Q: Can the record business and music media help?
A: They are too busy getting new acts for their magazines or new acts for their radio stations. They’d rather sweep all this under the rug. But, you keep sweeping that shit under the rug and pretty soon your house is fucked up. Until you are ready to clean up. So the rappers have to take the initiative.
“Look at rap in 1983 or 1984, when it was all black and Puerto Rican. Now, the emergence of Chuck D and his new message…if you go to a rap concert, you are liable to see every race and nationality at the show. The rapper is up there. He might be pro-black, but he’s not lying, and he’s tellin’ the truth. And that’s all we hunger for. That’s the only thing that makes us live. And once we hear lies, it destroys our brain and our body. I can’t give you a lie to play the fool. ‘Eat that plate of food.’ How are you going to grow with that? It’s nothin’ there to grow on. But, when I give you truth, you can grow and you can live.
Q: Do you deliberately not put lyric sheets and printed words on the recordings? Is this a conscious effort?
A: Yes, it’s a conscious effort. I don’t want to give people who don’t like Ice Cube an edge to use my words. You have to be a hip-hop fan, a fan of the music, to have the patience to hear everything that Ice Cube says. I don’t want anybody who is not a fan of my music to try and make my words, because all they gonna do is take my words and use them against me.
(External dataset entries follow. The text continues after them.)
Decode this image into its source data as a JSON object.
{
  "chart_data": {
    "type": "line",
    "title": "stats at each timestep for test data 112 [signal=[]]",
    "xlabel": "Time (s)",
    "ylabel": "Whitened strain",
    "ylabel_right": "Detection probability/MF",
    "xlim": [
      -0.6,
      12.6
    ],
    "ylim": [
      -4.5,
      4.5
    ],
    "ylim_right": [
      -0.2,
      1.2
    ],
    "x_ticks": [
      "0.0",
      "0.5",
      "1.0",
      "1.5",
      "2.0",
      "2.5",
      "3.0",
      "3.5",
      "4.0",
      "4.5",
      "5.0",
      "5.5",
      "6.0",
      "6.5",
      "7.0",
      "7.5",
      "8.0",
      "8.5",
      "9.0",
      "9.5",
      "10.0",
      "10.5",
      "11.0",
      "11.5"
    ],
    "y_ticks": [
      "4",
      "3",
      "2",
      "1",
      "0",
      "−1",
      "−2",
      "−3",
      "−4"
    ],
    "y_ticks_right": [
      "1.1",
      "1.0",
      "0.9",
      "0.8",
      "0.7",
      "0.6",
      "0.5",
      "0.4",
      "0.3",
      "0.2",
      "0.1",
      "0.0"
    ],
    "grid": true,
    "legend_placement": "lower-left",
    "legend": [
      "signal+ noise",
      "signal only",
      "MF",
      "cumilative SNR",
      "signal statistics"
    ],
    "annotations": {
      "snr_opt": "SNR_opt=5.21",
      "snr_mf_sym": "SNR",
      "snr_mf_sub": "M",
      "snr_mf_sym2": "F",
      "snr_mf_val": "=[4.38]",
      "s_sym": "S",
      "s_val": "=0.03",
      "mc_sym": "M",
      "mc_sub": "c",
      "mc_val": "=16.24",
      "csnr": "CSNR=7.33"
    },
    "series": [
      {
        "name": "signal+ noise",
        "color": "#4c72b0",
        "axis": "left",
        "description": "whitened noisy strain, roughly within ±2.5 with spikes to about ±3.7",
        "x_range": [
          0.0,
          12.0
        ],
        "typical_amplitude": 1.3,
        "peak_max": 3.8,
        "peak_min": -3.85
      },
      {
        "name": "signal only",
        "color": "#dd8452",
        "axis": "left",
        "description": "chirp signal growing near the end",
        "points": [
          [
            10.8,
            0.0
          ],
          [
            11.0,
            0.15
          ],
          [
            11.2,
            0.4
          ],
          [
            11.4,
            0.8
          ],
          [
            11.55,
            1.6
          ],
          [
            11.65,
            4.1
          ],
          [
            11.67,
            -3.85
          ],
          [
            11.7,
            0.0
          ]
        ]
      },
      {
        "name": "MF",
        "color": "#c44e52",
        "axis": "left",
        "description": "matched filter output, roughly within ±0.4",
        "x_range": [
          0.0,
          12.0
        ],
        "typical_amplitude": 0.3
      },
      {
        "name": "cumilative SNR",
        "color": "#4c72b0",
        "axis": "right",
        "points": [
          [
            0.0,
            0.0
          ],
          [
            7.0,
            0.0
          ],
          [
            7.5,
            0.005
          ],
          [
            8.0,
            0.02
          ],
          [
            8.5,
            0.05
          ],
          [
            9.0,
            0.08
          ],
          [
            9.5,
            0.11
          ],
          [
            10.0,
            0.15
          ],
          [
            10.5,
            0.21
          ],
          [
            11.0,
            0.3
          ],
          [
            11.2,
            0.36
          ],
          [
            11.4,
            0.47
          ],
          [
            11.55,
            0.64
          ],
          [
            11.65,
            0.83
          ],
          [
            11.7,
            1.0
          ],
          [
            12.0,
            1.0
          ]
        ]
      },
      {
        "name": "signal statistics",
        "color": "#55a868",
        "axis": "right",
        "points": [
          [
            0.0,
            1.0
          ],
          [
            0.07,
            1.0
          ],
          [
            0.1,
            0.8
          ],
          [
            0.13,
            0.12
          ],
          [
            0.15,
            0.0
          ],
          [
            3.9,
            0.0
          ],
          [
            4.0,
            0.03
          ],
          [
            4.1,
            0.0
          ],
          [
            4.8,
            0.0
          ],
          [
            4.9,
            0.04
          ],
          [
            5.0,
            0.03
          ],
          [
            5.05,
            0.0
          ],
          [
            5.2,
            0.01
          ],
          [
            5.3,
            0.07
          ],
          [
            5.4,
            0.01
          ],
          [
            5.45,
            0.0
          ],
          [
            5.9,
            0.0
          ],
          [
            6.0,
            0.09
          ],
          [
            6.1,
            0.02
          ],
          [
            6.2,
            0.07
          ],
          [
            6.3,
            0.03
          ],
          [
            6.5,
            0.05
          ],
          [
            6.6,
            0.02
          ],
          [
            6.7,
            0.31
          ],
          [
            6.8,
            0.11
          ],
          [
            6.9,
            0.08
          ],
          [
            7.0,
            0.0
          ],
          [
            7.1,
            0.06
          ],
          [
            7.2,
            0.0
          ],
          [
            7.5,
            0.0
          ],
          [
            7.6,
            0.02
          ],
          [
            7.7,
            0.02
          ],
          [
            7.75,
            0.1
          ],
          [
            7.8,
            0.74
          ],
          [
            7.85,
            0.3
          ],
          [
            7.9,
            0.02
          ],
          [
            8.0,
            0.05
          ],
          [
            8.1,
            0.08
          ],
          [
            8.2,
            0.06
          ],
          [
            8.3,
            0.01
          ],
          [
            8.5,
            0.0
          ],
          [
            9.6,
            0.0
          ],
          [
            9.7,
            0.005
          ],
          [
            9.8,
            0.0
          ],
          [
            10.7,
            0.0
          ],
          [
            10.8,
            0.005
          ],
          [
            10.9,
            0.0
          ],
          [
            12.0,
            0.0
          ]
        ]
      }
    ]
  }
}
Q: Does the live experience fuel you or expand the body of work you’ve created? People sing things you’ve written.
A: I know. In my show, I leave the heavy shit out, the political stuff on my records. When you come to a show, it’s basically party. I don’t really want to be up there and try and talk about social issues. You know what I mean? Come together and we jam. After my music career, maybe I could do a lecture type thing and define my records more. When you come to see me in a show, man, it’s time to party. I think the kids have a lot of shit on their minds, and when they come to see me perform, they don’t want to get bombarded.
Q: Is it gratifying to know that your recordings, and your comments are registering?
A: Yes. It’s really just one man’s comment. It’s just an opinion. I’m just one idea, and for the people to acknowledge that is cool. People come to me to get some of their questions answered.
Q: Can you describe what it’s like when something you birthed, like a term, a word,. or a phrase, is incorporated into everyday speech and conversation.
A: I feel good. That’s how we get slang in the neighborhood. Somebody is trying to invent a new dialect and see how far we go. I invented something people are using now, ‘ Break ‘em off some.’ That was something that I invented and I just wanted to see how far it would go. I start hearing it more and more on records, and it gets bigger and bigger. And you say, ‘I thought of that phrase.’ It becomes a world phrase. That’s when you get down into the neighborhood, because it’s a new language comin’ out of the neighborhood.
Q: It seems nobody talks to you about the influence of comedy albums, Richard Pryor, and your love of the oral tradition.
A: I’ve always loved it. What it is, is people saying things I wish I would have said. So, instead of rippin’ in off, I put it in a strategic place. Some people can define my records, even if they might have spoke twenty years ago and I never heard what they said. And I do a record, and I end up comin’ across it, and I say, ‘That defines exactly what I’m tryin’ to say.’ There is an advantage about hearing somebody talk than reading them on a printed page. Reading someone on a printed page is flat. It doesn’t give anything to me.